Mufle, comme l’extrémité du museau de certains mammifères. Mais surtout comme goujat(e) ou malotru(e). Et comme les personnages du dernier roman d’Éric Neuhoff.

Le titre «Mufle» s’adresse auquel de vos personnages en fin de compte? Elle ou lui?
«Au lecteur! (rires) Parce que le lecteur est un peu mufle de mettre son nez dans ce linge sale! En réalité, c’est surtout parce que le mot me plaisait. J’aime bien sa sonorité. Et puis, c’est un mot un peu démodé, qu’on n’emploie plus beaucoup, et qui me semblait être à la fois marrant et évocateur.»

Pourquoi cette photo sur la couverture?
«Elle faisait partie d’une brochette que l’éditeur m’avait proposée. Je la trouvais bien mais, comme l’éditeur d’ailleurs, je me suis un peu trompé: les chiens ont une truffe et pas un mufle! (rires) Il y a eu une petite confusion. Malgré tout, je trouve que la photo tombait bien, avec ce chien qui écrase la tête d’un autre, ce qui est un peu le thème du livre.»

Ce roman a un petit air d’autobiographie, non?
«J’espère que non. Ce roman m’a demandé trente ans de recherches, de repérages quand même! C’est ce que j’ai appris en trente ans!»

Vous avez beaucoup de points en commun avec le narrateur ?
«L’âge. Et les deux mariages. »

D’autres personnages de votre livre sont inspirés de personnes de votre vie?
«Il y a un mixe d’un tas de filles que j’ai connues. Quant à l’ami, c’est un mélange de tous les amis que j’ai, un condensé, un ami idéal. Au départ, je voulais que l’homme et la femme ne soient pas très identifiés, qu’ils soient seulement ‘il’ et ‘elle’. Mais c’était trop compliqué, pour des raisons techniques, d’utiliser seulement des pronoms. Quand ils rencontraient des gens, on ne savait plus qui était qui! Alors j’ai donné un prénom à l’héroïne. On ne connaît pas non plus leur métier. Je voulais que ce soit un homme et une femme. Point!»

Le narrateur dit tantôt «je», tantôt «il».
«Oui. Parce qu’il y a des moments où il ne se reconnaît plus, alors je me suis dit que ce serait plus rythmé s’il se mettait à parler de lui à la troisième personne dans ces cas-là.»

On voit dans ce livre que les hommes peuvent eux aussi souffrir en amour!
«C’est marrant, tout le monde me dit cela comme si c’était une découverte! Bien sûr que les hommes aussi peuvent souffrir. Les hommes, les femmes, les enfants. C’est la parité dans ce domaine, je crois!»

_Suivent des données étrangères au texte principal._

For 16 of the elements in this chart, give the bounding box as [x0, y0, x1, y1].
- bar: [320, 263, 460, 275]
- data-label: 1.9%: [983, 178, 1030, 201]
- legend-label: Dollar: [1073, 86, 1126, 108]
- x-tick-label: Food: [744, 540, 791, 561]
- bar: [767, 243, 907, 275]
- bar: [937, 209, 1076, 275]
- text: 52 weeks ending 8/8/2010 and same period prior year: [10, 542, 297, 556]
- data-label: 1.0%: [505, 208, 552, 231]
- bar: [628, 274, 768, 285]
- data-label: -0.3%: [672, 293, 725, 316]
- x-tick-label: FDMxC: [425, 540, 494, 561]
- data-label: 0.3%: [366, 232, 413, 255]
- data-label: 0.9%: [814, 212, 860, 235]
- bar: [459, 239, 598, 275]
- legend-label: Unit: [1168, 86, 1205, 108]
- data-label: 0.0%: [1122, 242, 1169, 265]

Votre personnage dit que l’amour est «totalitaire». «Quand j’aime, je suis comme Hitler. Pas de prisonniers. La route est jonchée de cadavres», dit le narrateur.
« Oui, parce qu’il faut être entier quand on aime. Sinon, on n’est pas amoureux. Il ne faut pas faire de compromis. Il faut y aller à fond. C’est pour cela que par moments, le ton est peut-être un peu brutal et violent! Ce n’est pas de l’excès, c’est de la tristesse, de la colère. »

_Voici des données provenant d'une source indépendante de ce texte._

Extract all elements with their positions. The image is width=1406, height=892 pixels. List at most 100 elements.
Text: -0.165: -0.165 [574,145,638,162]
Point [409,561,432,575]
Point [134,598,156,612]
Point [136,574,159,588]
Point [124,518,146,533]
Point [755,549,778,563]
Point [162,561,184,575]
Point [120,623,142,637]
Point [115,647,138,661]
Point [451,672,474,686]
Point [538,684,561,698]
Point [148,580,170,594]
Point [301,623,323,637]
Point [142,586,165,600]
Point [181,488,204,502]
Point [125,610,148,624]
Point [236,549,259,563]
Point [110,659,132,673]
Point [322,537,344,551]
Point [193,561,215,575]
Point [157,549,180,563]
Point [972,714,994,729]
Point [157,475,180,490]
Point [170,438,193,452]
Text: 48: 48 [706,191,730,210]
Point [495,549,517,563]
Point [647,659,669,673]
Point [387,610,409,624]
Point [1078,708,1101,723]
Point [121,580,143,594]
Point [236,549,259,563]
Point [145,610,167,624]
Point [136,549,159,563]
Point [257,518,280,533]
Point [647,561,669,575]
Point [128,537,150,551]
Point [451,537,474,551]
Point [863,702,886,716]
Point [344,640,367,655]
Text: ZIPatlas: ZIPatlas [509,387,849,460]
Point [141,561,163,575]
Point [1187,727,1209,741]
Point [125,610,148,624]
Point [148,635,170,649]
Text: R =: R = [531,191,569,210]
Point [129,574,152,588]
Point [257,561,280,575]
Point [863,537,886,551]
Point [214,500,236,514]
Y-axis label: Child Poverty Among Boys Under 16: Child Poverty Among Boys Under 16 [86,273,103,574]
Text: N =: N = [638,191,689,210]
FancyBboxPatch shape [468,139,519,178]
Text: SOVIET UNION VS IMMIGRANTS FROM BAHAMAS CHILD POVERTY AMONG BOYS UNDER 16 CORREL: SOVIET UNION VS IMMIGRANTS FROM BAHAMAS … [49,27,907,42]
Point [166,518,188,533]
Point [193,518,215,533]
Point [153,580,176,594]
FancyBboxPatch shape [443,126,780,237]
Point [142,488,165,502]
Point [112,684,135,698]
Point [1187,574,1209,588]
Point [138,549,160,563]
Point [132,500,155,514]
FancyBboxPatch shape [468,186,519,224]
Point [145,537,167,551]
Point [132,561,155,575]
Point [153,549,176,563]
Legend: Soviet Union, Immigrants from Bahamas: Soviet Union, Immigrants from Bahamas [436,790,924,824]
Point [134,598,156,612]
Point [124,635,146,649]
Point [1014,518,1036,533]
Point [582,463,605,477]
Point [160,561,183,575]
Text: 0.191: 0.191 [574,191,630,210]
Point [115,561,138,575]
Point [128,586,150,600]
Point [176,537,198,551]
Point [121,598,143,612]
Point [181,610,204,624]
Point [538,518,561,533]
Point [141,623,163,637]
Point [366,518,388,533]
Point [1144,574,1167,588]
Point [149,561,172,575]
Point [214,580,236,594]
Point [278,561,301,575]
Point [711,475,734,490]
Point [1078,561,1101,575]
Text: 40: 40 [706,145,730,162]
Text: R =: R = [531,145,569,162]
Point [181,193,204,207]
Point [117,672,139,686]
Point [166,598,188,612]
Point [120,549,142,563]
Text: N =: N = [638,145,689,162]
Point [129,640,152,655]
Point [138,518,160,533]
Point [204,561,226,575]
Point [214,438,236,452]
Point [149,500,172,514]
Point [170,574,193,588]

Vos ex ont lu votre livre?
«Je ne sais pas. Si elles le lisent, elles se vantent. Mais ce qui est curieux avec les livres, c’est qu’il y a des gens qui s’y reconnaissent et ce ne sont jamais les bons! En plus, un personnage n’est jamais une seule personne. On prend un détail vestimentaire chez quelqu’un, une manie chez quelqu’un d’autre… Même si on voulait prendre un seul modèle, on n’y arrive pas parce que dès qu’on se met à écrire, on enjolive, on ment un petit peu sur les bords…»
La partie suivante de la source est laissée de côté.